One of my mentors here in Africa told me before I came to LXP that after this year I would know if I really love Africa. Because this year was 100% different then my previous year coming with Americans-still in my comfort zone of culture, language and mindset. But now I was being placed in a setting so unknown to me with all Africans. This was the promise God gave me in
Isaiah 41:9-10

9 I took you from the ends of the earth,
from its farthest corners I called you.
I said, ‘You are my servant’;
I have chosen you and have not rejected you.
10 So do not fear, for I am with you;
do not be dismayed, for I am your God.
I will strengthen you and help you;
I will uphold you with my righteous right hand


To answer her question; Yes, I STILL love Africa. And God has continued to confirm my call for this continent. People often ask me aren’t you scared to live in Africa and leave your family, friends and home behind. My answer is; “it’s not easy, I miss my family and friends so much every day, but over the past two years of my life I’ve come to know the heart of my Jesus much more intimately. I know that He only has me do what is the best for His kingdom and the life He has given me.

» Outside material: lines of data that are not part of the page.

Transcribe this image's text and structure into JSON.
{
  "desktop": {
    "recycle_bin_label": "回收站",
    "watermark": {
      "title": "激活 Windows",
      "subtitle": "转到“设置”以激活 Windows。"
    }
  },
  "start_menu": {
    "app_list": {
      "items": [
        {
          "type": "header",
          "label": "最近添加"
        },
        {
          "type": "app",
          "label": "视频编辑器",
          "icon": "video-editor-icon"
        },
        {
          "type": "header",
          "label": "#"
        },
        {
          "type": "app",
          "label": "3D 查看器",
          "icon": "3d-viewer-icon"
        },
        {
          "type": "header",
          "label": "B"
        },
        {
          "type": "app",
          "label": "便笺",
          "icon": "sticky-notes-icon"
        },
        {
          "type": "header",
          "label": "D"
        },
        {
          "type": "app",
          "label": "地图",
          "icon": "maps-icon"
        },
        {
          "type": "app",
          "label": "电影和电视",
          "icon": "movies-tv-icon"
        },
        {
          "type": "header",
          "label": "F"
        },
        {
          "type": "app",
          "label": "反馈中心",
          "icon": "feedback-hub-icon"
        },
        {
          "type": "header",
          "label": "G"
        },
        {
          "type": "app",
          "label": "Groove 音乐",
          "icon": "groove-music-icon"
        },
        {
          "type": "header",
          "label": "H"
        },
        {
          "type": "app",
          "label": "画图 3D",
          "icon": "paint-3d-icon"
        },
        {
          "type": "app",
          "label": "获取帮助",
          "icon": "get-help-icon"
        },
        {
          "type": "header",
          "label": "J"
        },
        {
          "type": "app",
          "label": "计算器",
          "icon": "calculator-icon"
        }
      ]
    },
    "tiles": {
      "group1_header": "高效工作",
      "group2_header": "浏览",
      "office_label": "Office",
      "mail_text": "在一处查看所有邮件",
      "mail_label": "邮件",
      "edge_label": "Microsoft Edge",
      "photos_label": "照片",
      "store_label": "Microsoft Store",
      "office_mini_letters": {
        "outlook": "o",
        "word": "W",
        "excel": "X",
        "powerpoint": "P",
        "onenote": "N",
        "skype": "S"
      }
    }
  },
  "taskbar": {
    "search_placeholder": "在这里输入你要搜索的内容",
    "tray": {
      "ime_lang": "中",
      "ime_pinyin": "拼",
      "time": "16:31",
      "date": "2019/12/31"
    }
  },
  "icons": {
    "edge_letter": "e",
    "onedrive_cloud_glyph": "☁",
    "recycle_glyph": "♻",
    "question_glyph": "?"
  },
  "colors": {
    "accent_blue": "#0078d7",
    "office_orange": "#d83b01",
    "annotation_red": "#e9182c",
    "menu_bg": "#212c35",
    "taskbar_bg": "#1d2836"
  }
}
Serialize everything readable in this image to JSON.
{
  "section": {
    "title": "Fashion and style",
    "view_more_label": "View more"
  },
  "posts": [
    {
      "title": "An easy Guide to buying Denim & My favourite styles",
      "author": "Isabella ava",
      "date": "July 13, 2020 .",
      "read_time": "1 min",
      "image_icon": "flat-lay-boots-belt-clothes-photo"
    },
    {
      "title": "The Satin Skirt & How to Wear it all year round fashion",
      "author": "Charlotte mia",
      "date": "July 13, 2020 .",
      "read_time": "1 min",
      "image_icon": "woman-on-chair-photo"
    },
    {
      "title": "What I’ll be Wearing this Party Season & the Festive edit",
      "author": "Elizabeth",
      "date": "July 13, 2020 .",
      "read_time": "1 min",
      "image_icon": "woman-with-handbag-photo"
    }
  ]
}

He calls me to the end of the earth, because He knows that is what He has made me to do. The Creator of the heavens and the earth also made me and know what I was created for.

The call is great and the cost is high, but the promises of our faithful God are endless. Every time I was faced with doubt, the unknown, fear, anxiety and homesickness there was a promise awaiting me in His word.

“God is not human, that he should lie,
not a human being, that he should change his mind.
Does he speak and then not act?
Does he promise and not fulfill?
I have received a command to bless;
he has blessed, and I cannot change it.”

Numbers 23:19


It’s difficult to put into words and write exactly what my time in LXP was like, but this is just a small taste of what God did in my life and I pray it encourages you.


Thank you to each and every one of you my dear brothers and sister for you support this year as I journeyed in LXP. I can see the hand of God working so mightily as I there was days I was weak and in need of prayer and I would receive a phone call or an email from one of you at just the right time. Or times when finances were low and God would put on someone’s heart to give just the right amount that I was needing. Thank you for being obedient to the promptings of the Spirit and blessing me. I really could not do this journey without each and every one of your prayers and financial support. I praise the Lord for you and I pray His blessing over you as you have been such a blessing to me.


I will be arriving home on Christmas day. Until then I am visiting some friends in different parts of South Africa and then taking a two week missions trip to India. Please be in prayer for me as I go and work in the orphanages and the children.
I appreciate each and every one of you and look forward to seeing you next month!

Until then, may His blessing rest upon you.